Menurut pejabat AS, Taliban dapat merebut ibu kota Afghanistan dalam 90 hari

AP/Mohammad Asif Khan
Milisi Taliban berdiri di titik pemeriksaan Kota Farah, ibu kota Provinsi Farah, sebelah barat daya Kabul, Afghanistan pada 11 Agustus 2021. Menurut pejabat AS, Taliban dapat merebut Kabul dalam 90 hari.
Rep: Antara Red: Christiyaningsih

REPUBLIKA.CO.ID, KABUL - Milisi Taliban dapat merebut ibu kota Afghanistan, Kabul, dalam waktu 90 hari setelah mereka bangkit kembali dan membuat lebih banyak kemajuan di seluruh negeri. Demikian dikatakan pejabat pertahanan Amerika Serikat (AS).

Pejabat pertahanan AS, yang berbicara kepada Reuters dengan syarat anonim pada Rabu, mengatakan penilaian baru tentang berapa lama Kabul dapat bertahan adalah hasil dari kemajuan cepat Taliban setelah pasukan asing pimpinan AS pergi. "Namun ini bukan kesimpulan yang sudah pasti," tambah pejabat itu. Ia mengatakan pasukan keamanan Afghanistan dapat membalikkan momentum dengan melakukan lebih banyak perlawanan.

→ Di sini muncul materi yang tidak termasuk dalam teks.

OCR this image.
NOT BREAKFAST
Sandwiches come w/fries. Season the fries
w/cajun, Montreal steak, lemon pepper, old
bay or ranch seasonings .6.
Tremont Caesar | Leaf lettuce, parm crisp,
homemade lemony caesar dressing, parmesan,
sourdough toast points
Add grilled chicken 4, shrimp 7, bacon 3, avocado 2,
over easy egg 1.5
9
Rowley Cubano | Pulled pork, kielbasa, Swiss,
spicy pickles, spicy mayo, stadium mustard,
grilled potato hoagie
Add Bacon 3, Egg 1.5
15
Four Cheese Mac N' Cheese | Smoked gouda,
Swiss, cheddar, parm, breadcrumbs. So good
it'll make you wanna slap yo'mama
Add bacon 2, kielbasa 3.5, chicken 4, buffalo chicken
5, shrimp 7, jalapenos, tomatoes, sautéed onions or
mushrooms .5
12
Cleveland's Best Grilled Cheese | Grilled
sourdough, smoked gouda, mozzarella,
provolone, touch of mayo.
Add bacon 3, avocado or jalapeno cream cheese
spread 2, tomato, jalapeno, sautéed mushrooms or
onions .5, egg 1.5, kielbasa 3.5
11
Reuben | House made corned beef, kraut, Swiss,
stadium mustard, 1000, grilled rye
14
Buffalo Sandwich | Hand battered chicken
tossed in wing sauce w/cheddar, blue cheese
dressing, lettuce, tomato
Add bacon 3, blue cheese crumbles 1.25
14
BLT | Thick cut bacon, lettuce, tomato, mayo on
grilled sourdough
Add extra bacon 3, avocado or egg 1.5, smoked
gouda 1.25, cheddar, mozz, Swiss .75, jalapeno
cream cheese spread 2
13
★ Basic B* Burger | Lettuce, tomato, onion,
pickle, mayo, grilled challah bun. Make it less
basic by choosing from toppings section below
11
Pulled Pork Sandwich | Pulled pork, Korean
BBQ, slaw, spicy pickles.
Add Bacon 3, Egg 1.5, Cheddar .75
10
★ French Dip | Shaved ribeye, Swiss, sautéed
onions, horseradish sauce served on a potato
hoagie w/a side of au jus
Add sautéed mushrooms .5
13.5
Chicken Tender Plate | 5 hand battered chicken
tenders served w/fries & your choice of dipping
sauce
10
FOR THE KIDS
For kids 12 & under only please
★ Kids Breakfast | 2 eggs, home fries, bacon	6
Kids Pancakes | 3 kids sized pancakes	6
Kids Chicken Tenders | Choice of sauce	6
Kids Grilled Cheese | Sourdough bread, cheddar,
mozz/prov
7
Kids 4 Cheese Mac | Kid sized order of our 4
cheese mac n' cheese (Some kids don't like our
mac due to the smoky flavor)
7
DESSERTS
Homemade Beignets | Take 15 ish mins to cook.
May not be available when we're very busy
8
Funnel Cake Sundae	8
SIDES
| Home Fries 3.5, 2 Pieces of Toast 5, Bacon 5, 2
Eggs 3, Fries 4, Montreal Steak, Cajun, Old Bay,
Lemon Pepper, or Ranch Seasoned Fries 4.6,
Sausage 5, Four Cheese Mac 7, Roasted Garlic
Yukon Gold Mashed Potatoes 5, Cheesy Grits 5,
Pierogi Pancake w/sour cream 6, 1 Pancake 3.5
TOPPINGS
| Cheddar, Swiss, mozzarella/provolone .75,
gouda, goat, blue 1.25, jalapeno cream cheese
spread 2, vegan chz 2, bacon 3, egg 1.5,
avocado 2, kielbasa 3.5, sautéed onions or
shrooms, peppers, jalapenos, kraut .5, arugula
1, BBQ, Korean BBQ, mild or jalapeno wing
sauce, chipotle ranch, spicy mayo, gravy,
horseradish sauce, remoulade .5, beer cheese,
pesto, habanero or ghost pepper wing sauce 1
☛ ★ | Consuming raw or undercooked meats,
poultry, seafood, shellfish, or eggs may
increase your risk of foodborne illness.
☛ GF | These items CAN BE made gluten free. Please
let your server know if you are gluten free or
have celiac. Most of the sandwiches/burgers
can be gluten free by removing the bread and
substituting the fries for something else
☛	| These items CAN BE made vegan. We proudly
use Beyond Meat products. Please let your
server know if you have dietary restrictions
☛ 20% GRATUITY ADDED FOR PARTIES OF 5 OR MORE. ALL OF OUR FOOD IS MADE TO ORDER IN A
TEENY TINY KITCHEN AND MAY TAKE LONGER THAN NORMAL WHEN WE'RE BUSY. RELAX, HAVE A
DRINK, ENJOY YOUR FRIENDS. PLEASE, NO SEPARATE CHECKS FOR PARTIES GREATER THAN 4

Kelompok Taliban sekarang menguasai 65 persen wilayah Afghanistan dan akan mengambil alih 11 ibu kota provinsi, kata seorang pejabat senior Uni Eropa, Selasa. Faizabad, di provinsi timur laut Badakhshan, pada Rabu menjadi ibu kota provinsi kedelapan yang direbut oleh Taliban.

Pertempuran sangat intens di kota Kandahar, kata seorang dokter yang berbasis di provinsi Kandahar selatan. Kandahar menerima sejumlah mayat pasukan Afghanistan dan beberapa Taliban yang terluka.Semua pintu gerbang ke Kabul, terletak di lembah yang dikelilingi oleh pegunungan, dipenuhi warga sipil yang melarikan diri dari kekerasan, kata sumber keamanan Barat.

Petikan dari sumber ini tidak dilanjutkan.